Understanding the Forces and Effects of Motion: Balloon Experiment Explained"

[Johnny Leong]

First question:
A balloon filled with 2 m3 of Helium is attached to a rope with mass per unit length 0.14 kg / m. The mass of the balloon fabric is 0.24 kg. The rope is first attached to the ground. The balloon rises when the rope is uncoiled as shown in the figure (Please visit here)
(a) The forces acting on the balloon are named A, B and C as shown at the right hand side of the figure. What are the forces A, B and C?
(b) Calculate the length of rope which has been uncoiled when the balloon has stopped rising.
(Density of Helium = 0.13 kg / m3, Density of air = 1.30 kg / m3)
(c) If the rope is now allowed to fall away from the balloon,the balloon again rises and eventually bursts. Explain why the balloon bursts.

Answers to
(a). A is upthrust, B is total weight of the balloon, C is tension of the rope.
(b). Don't know how to do, please help.
(c). The pressure inside is greater than the pressure outside.

And another question, A big balloon, the balloon can carry people to the sky. When it is filled with hot air, it will rise and go into the sky. Why it will stop rising when the air inside it is cooled down?
Is it true that when the air is hot, hot air rises and makes the balloon rise, and when the air is cooled down, cool air descends and makes the balloon stop rising.

 

[Doc Al]

Originally posted by Johnny Leong
(b) Calculate the length of rope which has been uncoiled when the balloon has stopped rising.

The balloon will stop rising when the weight of the uncoiled rope (the tension exerted on the balloon) is enough to make the net force on the balloon zero. So the three forces you identified in part A must sum to zero. Calculate the "upthrust" (buoyant force) using Archimede's principle: it equals the weight of the displaced air.

(c). The pressure inside is greater than the pressure outside.

As the balloon rises, the outside air pressure is less causing the balloon to stretch more to contain the helium. Eventually the tension in the balloon material is too much and it bursts.

Is it true that when the air is hot, hot air rises and makes the balloon rise, and when the air is cooled down, cool air descends and makes the balloon stop rising.

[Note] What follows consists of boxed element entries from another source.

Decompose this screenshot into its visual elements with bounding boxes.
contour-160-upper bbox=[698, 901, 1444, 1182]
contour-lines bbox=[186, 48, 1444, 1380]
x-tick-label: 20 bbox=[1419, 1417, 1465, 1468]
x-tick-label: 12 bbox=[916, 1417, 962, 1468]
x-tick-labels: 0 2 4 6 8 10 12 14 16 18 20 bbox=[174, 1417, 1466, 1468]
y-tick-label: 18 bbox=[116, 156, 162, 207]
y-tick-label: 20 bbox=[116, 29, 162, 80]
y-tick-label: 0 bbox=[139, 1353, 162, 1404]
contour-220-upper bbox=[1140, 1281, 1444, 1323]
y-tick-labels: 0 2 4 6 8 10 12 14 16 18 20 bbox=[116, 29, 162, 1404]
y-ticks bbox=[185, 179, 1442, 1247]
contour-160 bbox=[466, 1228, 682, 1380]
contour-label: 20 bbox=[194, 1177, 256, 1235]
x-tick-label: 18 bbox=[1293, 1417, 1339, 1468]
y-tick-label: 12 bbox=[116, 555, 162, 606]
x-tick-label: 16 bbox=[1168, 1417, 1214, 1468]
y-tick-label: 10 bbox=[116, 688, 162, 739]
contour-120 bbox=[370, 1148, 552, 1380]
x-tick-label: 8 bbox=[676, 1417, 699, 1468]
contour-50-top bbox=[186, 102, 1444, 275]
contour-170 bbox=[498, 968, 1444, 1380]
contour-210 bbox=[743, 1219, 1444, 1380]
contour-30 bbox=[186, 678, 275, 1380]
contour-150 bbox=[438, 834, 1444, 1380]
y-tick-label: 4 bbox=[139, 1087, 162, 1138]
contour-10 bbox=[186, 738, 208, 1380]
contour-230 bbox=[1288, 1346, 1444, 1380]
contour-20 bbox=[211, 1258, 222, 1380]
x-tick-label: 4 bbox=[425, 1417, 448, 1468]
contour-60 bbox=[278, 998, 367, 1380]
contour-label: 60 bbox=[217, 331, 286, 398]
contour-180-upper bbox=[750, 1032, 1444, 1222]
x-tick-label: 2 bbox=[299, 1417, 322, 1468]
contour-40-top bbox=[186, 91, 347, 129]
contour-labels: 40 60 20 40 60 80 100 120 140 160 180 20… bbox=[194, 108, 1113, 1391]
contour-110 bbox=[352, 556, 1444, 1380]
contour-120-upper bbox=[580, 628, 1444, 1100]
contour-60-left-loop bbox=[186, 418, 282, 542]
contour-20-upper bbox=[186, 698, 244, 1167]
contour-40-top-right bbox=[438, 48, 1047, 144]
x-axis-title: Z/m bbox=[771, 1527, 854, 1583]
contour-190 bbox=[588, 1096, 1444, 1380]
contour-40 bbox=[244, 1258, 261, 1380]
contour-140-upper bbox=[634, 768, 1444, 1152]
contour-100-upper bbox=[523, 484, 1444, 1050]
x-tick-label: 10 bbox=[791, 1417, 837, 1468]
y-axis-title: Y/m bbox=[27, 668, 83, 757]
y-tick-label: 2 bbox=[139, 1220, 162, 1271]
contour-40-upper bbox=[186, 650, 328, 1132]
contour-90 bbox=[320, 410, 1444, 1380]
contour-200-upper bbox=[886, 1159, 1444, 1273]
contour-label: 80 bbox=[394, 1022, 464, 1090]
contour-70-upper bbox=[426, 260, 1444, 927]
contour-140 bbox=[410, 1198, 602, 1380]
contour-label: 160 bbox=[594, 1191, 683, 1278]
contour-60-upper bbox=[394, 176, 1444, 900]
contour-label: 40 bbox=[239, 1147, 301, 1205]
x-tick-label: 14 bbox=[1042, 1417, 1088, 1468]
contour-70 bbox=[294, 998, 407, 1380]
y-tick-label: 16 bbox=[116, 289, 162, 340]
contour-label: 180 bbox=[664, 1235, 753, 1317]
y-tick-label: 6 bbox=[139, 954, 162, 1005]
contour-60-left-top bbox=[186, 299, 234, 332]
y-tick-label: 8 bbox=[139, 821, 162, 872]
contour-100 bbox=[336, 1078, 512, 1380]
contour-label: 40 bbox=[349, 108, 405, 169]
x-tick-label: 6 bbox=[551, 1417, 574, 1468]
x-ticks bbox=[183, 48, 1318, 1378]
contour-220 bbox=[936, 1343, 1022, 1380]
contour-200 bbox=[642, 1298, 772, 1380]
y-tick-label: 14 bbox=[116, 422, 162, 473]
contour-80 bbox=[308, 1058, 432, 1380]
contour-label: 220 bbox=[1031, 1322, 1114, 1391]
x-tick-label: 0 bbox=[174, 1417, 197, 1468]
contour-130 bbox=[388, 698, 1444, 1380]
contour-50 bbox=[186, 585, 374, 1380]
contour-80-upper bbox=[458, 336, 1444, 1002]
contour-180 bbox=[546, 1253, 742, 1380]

The hot air is less dense than the surrounding (outside) cool air. The buoyant force (the outside air pushing on the balloon) is enough to lift the balloon plus people. When the air inside is cooled, its density increases: the buoyant force can no longer support the heavier balloon.

 

[Johnny Leong]

Thank you for your help, Doc Al!

Now, I have another question. Refer to the second question above.
If I already know that the upthrust to make the big balloon remain in the sky is 2760 N and the total weight of the air in the big balloon is 2500 N. Because there is a rope to attach to a big basket and the balloon, then the tension of the rope should be 260 N to keep the whole balloon remain at rest in the sky. And now the rope to the big basket is cut, to calculate the initial acceleration of the balloon, the answer should be calculated like this:
F = ma, F = 260 N, m = 2500 / 10 = 250 kg
then a = 1.04 m / s2.
Is my answer right?

 

[Doc Al]

Originally posted by Johnny Leong
... the answer should be calculated like this:
F = ma, F = 260 N, m = 2500 / 10 = 250 kg
then a = 1.04 m / s2.

Assuming that what you call "total weight of the air in the big balloon" also includes the weight of the balloon itself, then your answer is exactly right.